Is it worth the investment? Yes. What NBC will realize after the 2016 Olympics (which they, unfortunately, have the television rights to) is that rugby sevens is growing and is going to become popular soon. Heck, the USA Sevens even won a tournament in England last year, and Mike Friday has the Eagles competing at a surprisingly high level to the point where they may be one of the six best sevens teams in the world. If the USA does well in 2016 and there’s an interest in the sport that begins to form (because it doesn’t matter what sport it is; everyone tunes in when it involves the United States, even if it’s on tape delay), then NBC may realize the potential of this sport and begin to televise more 7s games. Then, to promote the 2020 Olympics and to get more of an interest, the network can show games from the 2019 Rugby World Cup. Basically, it would probably result in an initial loss of money to set up some sort of production studio (even if it’s not in Japan, and instead, it’s just in New York City), but the end result would be good (and remember this- the 2020 Olympics are also in Japan, so there is something to be said about the same country hosting the Rugby World Cup and Olympics in less than a year).

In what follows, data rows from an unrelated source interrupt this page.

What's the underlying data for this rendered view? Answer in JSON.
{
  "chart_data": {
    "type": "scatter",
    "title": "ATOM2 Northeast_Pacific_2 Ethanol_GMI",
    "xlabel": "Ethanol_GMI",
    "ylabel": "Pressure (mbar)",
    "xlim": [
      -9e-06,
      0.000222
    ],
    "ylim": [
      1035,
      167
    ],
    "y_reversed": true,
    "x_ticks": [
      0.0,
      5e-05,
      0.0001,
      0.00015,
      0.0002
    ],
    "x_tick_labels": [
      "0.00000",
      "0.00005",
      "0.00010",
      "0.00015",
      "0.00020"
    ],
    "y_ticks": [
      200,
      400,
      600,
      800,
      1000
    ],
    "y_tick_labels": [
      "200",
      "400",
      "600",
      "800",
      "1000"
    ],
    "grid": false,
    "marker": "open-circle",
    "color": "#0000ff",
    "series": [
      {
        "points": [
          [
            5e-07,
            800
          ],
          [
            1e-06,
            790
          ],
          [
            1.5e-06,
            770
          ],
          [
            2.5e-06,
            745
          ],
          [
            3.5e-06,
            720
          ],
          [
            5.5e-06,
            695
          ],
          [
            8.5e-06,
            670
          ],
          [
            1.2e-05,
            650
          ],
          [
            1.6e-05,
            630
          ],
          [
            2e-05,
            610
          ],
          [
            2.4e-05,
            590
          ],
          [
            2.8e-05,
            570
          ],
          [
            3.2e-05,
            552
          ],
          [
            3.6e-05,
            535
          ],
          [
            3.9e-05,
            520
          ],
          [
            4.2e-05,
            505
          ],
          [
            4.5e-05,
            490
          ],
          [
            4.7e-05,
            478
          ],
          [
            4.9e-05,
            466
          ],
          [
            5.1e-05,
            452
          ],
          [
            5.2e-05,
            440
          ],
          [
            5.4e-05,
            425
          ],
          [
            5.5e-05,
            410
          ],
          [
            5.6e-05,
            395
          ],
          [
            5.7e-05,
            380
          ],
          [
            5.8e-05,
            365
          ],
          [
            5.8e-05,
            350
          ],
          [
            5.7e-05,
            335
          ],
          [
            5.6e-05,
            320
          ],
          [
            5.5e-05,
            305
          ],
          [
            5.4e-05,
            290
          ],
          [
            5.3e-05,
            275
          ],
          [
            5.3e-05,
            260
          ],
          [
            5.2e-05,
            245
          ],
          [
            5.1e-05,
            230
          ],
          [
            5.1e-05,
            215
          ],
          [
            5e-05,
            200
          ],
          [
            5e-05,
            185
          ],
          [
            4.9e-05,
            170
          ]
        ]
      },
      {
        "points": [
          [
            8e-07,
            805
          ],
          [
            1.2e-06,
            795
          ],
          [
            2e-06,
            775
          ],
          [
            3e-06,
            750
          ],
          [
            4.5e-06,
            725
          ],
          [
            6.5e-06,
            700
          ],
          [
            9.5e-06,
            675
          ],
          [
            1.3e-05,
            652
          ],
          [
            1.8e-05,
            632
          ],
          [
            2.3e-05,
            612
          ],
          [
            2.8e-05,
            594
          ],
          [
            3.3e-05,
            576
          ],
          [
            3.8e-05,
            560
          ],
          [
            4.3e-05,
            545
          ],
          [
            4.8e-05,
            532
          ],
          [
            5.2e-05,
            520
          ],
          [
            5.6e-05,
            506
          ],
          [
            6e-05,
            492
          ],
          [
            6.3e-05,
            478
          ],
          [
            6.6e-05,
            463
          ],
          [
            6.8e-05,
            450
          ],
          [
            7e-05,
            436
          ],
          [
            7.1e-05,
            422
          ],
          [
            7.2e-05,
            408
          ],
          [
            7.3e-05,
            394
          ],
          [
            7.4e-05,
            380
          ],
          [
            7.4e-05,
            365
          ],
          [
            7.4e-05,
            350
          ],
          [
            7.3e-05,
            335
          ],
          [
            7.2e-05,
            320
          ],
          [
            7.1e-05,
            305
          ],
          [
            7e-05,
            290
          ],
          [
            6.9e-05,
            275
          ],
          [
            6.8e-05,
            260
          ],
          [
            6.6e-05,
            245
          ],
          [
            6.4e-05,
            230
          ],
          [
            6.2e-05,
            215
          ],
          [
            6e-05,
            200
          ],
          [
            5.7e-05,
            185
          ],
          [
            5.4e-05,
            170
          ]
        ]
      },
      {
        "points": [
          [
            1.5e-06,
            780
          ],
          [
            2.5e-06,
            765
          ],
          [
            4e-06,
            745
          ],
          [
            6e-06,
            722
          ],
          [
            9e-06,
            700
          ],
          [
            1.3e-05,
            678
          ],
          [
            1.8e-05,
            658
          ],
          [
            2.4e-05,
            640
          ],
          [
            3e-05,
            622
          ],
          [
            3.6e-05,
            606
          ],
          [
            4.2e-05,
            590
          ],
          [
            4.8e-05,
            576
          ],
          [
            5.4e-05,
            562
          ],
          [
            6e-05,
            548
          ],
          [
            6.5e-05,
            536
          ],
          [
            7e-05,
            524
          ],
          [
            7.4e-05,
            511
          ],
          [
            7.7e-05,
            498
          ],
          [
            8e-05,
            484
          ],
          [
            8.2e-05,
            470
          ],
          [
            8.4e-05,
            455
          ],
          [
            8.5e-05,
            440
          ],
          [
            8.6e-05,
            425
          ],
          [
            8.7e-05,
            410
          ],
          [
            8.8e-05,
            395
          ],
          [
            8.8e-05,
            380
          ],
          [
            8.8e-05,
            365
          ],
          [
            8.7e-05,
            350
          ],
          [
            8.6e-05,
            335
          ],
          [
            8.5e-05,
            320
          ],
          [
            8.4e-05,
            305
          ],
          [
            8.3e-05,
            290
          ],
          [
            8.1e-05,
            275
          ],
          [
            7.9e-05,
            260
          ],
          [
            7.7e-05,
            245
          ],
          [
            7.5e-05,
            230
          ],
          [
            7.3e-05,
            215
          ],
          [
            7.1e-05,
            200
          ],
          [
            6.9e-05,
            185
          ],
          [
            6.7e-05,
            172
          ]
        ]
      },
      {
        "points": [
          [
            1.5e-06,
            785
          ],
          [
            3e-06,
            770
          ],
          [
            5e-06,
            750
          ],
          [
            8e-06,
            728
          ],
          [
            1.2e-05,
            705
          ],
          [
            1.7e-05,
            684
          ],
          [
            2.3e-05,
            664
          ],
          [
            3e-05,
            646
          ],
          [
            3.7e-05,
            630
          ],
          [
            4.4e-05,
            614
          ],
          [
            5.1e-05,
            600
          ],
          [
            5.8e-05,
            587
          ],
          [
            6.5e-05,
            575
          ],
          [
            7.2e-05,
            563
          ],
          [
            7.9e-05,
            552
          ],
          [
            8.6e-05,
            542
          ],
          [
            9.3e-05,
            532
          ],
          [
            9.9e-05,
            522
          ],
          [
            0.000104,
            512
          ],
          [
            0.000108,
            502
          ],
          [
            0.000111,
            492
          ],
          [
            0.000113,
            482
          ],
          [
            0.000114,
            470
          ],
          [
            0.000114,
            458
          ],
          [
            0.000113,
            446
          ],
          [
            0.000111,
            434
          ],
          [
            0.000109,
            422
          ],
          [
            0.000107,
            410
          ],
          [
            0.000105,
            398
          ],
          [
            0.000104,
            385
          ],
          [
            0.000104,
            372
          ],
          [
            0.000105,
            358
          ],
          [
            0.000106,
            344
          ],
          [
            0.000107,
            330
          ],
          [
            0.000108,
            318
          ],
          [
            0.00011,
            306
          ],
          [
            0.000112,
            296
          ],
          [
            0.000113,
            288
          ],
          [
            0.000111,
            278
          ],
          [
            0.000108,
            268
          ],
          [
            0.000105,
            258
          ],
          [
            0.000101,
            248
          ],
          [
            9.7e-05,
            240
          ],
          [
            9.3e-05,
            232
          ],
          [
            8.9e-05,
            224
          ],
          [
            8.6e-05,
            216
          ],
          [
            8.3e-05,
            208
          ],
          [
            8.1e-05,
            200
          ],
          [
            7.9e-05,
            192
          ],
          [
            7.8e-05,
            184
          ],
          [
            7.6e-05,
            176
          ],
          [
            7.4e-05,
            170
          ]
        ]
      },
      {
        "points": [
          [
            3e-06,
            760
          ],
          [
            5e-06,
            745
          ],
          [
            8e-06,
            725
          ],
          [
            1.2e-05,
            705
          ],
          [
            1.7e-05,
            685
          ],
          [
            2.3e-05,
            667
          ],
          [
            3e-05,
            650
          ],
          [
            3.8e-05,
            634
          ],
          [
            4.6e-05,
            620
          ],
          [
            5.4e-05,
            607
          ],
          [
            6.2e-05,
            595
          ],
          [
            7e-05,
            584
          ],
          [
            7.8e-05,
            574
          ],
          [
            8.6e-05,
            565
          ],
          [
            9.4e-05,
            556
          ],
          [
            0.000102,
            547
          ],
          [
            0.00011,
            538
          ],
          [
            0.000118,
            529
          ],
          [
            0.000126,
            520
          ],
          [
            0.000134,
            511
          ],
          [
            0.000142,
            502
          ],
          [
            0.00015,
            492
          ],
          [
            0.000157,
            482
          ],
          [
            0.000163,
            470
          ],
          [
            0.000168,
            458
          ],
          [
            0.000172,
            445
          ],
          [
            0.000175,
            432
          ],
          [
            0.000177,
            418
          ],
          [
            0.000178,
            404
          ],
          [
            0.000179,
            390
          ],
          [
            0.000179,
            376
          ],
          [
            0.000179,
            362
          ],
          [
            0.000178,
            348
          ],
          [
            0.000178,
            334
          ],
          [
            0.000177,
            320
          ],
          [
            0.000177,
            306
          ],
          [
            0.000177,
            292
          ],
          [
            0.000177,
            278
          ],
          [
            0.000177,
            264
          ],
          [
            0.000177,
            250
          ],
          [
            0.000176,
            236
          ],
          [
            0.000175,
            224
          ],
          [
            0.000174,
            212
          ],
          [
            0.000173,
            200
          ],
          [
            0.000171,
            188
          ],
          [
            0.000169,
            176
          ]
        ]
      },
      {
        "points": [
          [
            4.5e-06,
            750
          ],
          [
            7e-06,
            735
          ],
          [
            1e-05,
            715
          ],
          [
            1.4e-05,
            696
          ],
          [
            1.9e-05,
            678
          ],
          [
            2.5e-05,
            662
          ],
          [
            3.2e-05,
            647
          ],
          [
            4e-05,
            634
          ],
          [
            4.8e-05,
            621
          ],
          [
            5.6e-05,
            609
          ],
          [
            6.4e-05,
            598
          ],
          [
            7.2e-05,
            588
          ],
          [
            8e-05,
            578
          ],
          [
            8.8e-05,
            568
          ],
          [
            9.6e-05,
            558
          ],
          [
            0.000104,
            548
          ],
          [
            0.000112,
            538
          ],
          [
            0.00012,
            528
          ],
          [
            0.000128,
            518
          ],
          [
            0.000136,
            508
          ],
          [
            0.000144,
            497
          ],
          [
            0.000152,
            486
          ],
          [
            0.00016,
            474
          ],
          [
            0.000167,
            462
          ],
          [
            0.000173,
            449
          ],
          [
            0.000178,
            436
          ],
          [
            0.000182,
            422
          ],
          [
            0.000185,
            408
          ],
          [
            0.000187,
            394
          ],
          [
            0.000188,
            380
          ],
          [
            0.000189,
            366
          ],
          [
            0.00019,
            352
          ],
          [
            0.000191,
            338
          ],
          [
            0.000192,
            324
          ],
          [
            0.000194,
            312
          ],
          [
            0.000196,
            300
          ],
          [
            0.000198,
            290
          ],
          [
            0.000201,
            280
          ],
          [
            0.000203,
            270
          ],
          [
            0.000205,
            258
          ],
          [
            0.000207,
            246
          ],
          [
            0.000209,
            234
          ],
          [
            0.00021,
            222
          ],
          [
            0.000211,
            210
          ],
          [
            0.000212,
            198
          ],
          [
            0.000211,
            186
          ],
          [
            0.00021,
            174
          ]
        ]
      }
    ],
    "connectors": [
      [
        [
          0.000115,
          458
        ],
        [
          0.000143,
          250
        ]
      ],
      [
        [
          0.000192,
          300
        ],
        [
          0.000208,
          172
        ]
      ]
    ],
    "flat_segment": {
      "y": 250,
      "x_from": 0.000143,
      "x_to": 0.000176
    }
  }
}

Enough of the $200 streams that don’t work and that defeat the purpose of growing the sport. Enough of making this sport completely inaccessible to anyone in the country, especially because this sport actually has popularity (as evidenced by the sold out Soldier Field that watched the USA take on New Zealand last year). It’s time that NBC actually makes an effort in broadcasting these games. Showing the final between Australia and New Zealand was a start. Now, it’s time to actually show the entire tournament and give one of the biggest tournaments in the world some respect. With the 2019 World Cup in Japan, every opportunity is there to take advantage of television rights. Take advantage of it. An untapped market of over 300 million people is counting on it.